The ALJ properly accepted and incorporated limitations established by the evidence.
A claimant for social security benefits carries the burden of proving she is disabled. 42 U.S.C. § 423(d)(5)(A); Valentine v. Comm'r of Soc. Sec. Admin., 574 F.3d 685, 689 (9th Cir. 2009).
Kidwell fails to meet her burden of showing harmful error.
The trier of fact, and not the reviewing court, must resolve conflicts in the evidence and, if the evidence can support either outcome, the court may not substitute its judgment for that of the ALJ. Matney v. Sullivan, 981 F.2d 1016, 1019 (9th Cir. 1992); Burch v.
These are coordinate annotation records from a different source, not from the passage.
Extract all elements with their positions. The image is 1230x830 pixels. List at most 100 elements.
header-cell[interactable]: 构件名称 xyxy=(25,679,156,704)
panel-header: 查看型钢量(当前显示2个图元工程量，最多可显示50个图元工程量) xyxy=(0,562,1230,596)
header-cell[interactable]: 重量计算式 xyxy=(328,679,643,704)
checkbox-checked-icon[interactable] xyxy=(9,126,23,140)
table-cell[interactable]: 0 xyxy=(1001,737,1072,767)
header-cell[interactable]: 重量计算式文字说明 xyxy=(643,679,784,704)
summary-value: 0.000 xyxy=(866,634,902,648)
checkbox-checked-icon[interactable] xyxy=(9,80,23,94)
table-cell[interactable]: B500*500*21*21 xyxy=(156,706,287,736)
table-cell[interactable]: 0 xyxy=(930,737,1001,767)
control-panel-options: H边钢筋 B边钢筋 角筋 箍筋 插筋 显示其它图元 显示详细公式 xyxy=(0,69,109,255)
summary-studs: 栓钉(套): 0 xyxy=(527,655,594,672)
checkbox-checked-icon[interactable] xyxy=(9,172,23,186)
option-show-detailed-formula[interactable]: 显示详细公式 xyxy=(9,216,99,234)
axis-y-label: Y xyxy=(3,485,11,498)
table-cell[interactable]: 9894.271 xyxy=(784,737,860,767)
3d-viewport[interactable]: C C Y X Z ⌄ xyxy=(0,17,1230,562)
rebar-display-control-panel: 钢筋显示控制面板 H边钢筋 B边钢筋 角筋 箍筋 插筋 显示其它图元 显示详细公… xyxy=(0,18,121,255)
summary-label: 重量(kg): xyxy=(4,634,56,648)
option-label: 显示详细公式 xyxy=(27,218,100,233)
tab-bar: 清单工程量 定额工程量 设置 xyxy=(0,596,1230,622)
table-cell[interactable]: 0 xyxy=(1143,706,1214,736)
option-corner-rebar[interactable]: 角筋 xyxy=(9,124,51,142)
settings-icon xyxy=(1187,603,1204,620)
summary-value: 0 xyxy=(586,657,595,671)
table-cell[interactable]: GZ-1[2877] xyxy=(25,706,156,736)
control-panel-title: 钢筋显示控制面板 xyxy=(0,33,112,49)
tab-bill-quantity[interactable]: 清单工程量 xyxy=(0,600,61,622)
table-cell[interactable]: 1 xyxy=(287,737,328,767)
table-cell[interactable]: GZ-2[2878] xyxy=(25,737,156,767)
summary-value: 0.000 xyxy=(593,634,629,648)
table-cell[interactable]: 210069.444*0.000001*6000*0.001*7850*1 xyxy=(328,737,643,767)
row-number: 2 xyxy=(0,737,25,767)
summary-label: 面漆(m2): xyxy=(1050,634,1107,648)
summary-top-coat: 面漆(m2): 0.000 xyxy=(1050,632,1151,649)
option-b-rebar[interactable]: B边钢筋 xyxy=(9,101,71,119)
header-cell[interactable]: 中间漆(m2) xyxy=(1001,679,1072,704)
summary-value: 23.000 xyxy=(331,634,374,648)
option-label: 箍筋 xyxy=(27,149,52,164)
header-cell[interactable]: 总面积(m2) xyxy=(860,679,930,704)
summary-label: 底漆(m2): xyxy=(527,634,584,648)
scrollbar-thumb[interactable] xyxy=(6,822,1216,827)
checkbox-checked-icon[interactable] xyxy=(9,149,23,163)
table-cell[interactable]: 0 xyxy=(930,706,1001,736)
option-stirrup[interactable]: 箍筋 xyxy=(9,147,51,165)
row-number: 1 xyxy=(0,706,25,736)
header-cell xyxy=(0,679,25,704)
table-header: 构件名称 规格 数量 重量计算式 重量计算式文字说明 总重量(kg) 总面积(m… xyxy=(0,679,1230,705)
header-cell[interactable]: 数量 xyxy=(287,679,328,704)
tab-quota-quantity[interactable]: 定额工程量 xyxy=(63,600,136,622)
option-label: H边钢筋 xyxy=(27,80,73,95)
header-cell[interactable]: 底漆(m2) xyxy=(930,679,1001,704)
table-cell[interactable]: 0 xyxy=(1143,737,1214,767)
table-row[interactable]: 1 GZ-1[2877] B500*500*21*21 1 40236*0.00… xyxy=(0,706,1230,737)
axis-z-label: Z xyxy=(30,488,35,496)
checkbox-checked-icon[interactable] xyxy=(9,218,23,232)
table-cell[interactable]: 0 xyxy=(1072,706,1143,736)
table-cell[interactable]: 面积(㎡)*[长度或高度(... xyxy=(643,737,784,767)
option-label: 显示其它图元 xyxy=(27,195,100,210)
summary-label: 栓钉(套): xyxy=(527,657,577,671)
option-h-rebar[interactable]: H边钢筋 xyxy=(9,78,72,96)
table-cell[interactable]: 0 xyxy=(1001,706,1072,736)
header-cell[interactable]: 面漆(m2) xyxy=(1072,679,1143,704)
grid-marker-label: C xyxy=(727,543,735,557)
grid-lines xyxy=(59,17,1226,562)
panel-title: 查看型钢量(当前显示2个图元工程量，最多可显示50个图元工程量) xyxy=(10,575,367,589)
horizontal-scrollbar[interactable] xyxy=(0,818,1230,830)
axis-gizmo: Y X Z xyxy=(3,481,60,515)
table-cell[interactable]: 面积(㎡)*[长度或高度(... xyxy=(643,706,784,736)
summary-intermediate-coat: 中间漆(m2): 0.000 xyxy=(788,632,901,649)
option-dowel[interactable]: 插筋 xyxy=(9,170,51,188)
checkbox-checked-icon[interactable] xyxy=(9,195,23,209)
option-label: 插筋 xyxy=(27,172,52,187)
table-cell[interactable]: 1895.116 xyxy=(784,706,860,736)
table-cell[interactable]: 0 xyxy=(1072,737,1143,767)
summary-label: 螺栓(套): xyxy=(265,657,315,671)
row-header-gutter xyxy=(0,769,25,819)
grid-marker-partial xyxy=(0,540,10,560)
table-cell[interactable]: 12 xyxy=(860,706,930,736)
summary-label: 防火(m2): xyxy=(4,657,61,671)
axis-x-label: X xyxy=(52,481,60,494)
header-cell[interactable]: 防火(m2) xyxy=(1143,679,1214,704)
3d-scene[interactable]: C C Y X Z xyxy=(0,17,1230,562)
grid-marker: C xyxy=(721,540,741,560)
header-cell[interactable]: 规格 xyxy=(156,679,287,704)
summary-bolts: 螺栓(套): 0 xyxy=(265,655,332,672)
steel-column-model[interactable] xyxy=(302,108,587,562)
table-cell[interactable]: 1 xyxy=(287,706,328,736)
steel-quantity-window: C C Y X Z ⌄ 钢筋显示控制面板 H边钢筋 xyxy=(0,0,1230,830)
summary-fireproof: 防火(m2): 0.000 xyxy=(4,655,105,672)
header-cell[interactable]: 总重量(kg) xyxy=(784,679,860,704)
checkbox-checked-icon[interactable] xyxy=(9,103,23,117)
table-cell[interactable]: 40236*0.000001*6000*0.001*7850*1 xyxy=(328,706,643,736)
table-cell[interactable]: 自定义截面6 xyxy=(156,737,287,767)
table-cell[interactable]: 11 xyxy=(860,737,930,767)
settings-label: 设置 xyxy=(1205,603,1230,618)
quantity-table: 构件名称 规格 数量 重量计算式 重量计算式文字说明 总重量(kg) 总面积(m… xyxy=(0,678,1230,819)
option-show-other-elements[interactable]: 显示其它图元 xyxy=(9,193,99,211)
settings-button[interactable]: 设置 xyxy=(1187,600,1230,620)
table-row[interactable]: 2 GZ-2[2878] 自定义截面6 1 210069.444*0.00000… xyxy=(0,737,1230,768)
Barnhart, 400 F.3d 676, 679 (9th Cir. 2005).
CONCLUSION
Having reviewed the record and the ALJ's conclusions, this Court finds the ALJ's decision is free of harmful legal error and supported by substantial evidence.
IT IS ORDERED:
1. Defendant's Motion for Summary Judgment, ECF No. 20, is GRANTED.
2. Plaintiff's Motion for Summary Judgment, ECF No. 13, is DENIED.
The District Court Executive is directed to file this Order, provide copies to the parties, enter judgment in favor of defendant, and CLOSE the file.